Project Details
Pragmatic nativisation in spoken Sri Lankan English: a corpus-based study
Applicant
Dr. Tobias Bernaisch
Subject Area
Individual Linguistics, Historical Linguistics
Term
from 2016 to 2020
Project identifier
Deutsche Forschungsgemeinschaft (DFG) - Project number 320408241
This project focuses on the empirical description of the pragmatic routines of spoken Sri Lankan English. For a long time, English in South Asia has been regarded as a homogeneous variant of English and has thus been subsumed under the monolithic term South Asian English, which has often been employed as an implicit synonym for Indian English. Consequently, only little academic attention - also due to a general lack of adequate empirical databases - has so far been paid to the regional diversification of English in the different South Asian nations outside India. This is also true of English in Sri Lanka, although this variety constitutes the only postcolonial English in South Asia which is not a direct descendant of Indian English. While first descriptions of written Sri Lankan English based on authentic language data have become available recently, spoken Sri Lankan English has so far largely remained empirically undocumented.

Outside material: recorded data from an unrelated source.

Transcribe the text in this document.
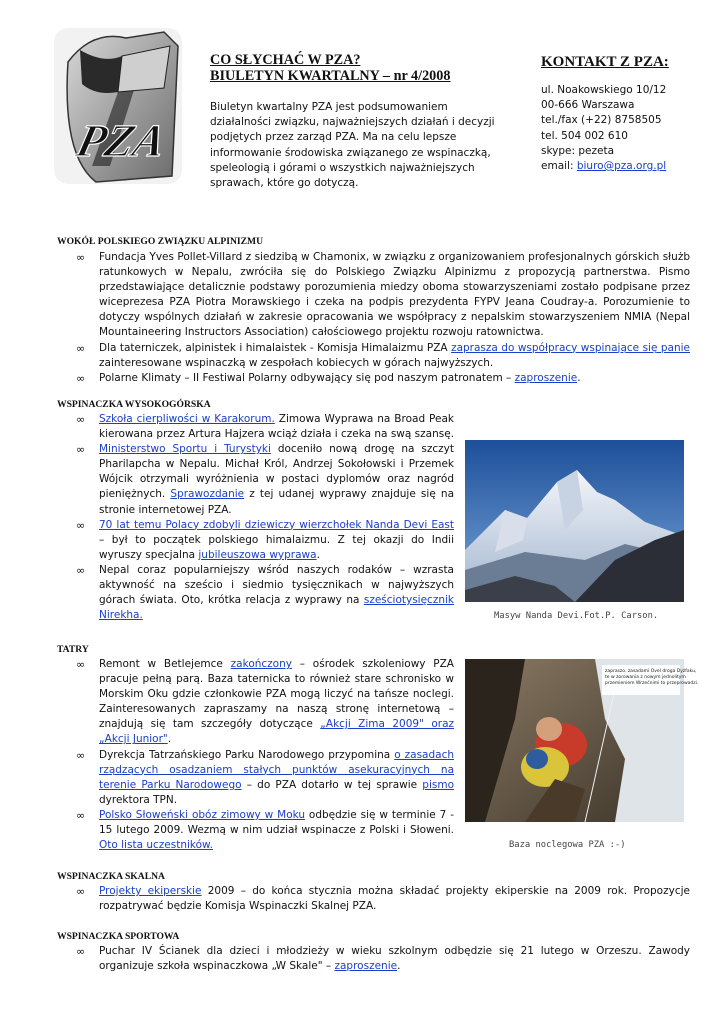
PZA
CO SŁYCHAĆ W PZA?
BIULETYN KWARTALNY – nr 4/2008
Biuletyn kwartalny PZA jest podsumowaniem działalności związku, najważniejszych działań i decyzji podjętych przez zarząd PZA. Ma na celu lepsze informowanie środowiska związanego ze wspinaczką, speleologią i górami o wszystkich najważniejszych sprawach, które go dotyczą.
KONTAKT Z PZA:
ul. Noakowskiego 10/12
00-666 Warszawa
tel./fax (+22) 8758505
tel. 504 002 610
skype: pezeta
email: biuro@pza.org.pl
WOKÓŁ POLSKIEGO ZWIĄZKU ALPINIZMU
∞ Fundacja Yves Pollet-Villard z siedzibą w Chamonix, w związku z organizowaniem profesjonalnych górskich służb ratunkowych w Nepalu, zwróciła się do Polskiego Związku Alpinizmu z propozycją partnerstwa. Pismo przedstawiające detalicznie podstawy porozumienia miedzy oboma stowarzyszeniami zostało podpisane przez wiceprezesa PZA Piotra Morawskiego i czeka na podpis prezydenta FYPV Jeana Coudray-a. Porozumienie to dotyczy wspólnych działań w zakresie opracowania we współpracy z nepalskim stowarzyszeniem NMIA (Nepal Mountaineering Instructors Association) całościowego projektu rozwoju ratownictwa.
∞ Dla taterniczek, alpinistek i himalaistek - Komisja Himalaizmu PZA zaprasza do współpracy wspinające się panie zainteresowane wspinaczką w zespołach kobiecych w górach najwyższych.
∞ Polarne Klimaty – II Festiwal Polarny odbywający się pod naszym patronatem – zaproszenie.
WSPINACZKA WYSOKOGÓRSKA
∞ Szkoła cierpliwości w Karakorum. Zimowa Wyprawa na Broad Peak kierowana przez Artura Hajzera wciąż działa i czeka na swą szansę.
∞ Ministerstwo Sportu i Turystyki doceniło nową drogę na szczyt Pharilapcha w Nepalu. Michał Król, Andrzej Sokołowski i Przemek Wójcik otrzymali wyróżnienia w postaci dyplomów oraz nagród pieniężnych. Sprawozdanie z tej udanej wyprawy znajduje się na stronie internetowej PZA.
∞ 70 lat temu Polacy zdobyli dziewiczy wierzchołek Nanda Devi East – był to początek polskiego himalaizmu. Z tej okazji do Indii wyruszy specjalna jubileuszowa wyprawa.
∞ Nepal coraz popularniejszy wśród naszych rodaków – wzrasta aktywność na sześcio i siedmio tysięcznikach w najwyższych górach świata. Oto, krótka relacja z wyprawy na sześciotysięcznik Nirekha.	Masyw Nanda Devi.Fot.P. Carson.
TATRY
∞ Remont w Betlejemce zakończony – ośrodek szkoleniowy PZA pracuje pełną parą. Baza taternicka to również stare schronisko w Morskim Oku gdzie członkowie PZA mogą liczyć na tańsze noclegi. Zainteresowanych zapraszamy na naszą stronę internetową – znajdują się tam szczegóły dotyczące „Akcji Zima 2009" oraz „Akcji Junior".
∞ Dyrekcja Tatrzańskiego Parku Narodowego przypomina o zasadach rządzących osadzaniem stałych punktów asekuracyjnych na terenie Parku Narodowego – do PZA dotarło w tej sprawie pismo dyrektora TPN.
∞ Polsko Słoweński obóz zimowy w Moku odbędzie się w terminie 7 - 15 lutego 2009. Wezmą w nim udział wspinacze z Polski i Słoweni. Oto lista uczestników.
zapraszo. zasadami Ovel droga Dyżfaku, te w zorowania z nowym jednolitym przemieniem Wrzećnimi to przeprowadzi.
Baza noclegowa PZA :-)
WSPINACZKA SKALNA
∞ Projekty ekiperskie 2009 – do końca stycznia można składać projekty ekiperskie na 2009 rok. Propozycje rozpatrywać będzie Komisja Wspinaczki Skalnej PZA.
WSPINACZKA SPORTOWA
∞ Puchar IV Ścianek dla dzieci i młodzieży w wieku szkolnym odbędzie się 21 lutego w Orzeszu. Zawody organizuje szkoła wspinaczkowa „W Skale" – zaproszenie.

This project aims at furthering our understanding of spoken Sri Lankan English, which is also of relevance for other postcolonial Englishes. In comparison to British English, the historical input variety of Sri Lankan English, and Indian English, the largest variety of English in South Asia, this project offers corpus-based descriptions of the pragmatic nativisation of spoken Sri Lankan English on the organisational and actional level under consideration of sociobiographic speaker information. In order to ground said analyses in a valid database, the first representative corpus of spoken Sri Lankan English comprising all contexts of use from informal chats between friends to formal political speeches is completed and published as a part of the Sri Lankan component of the International Corpus of English.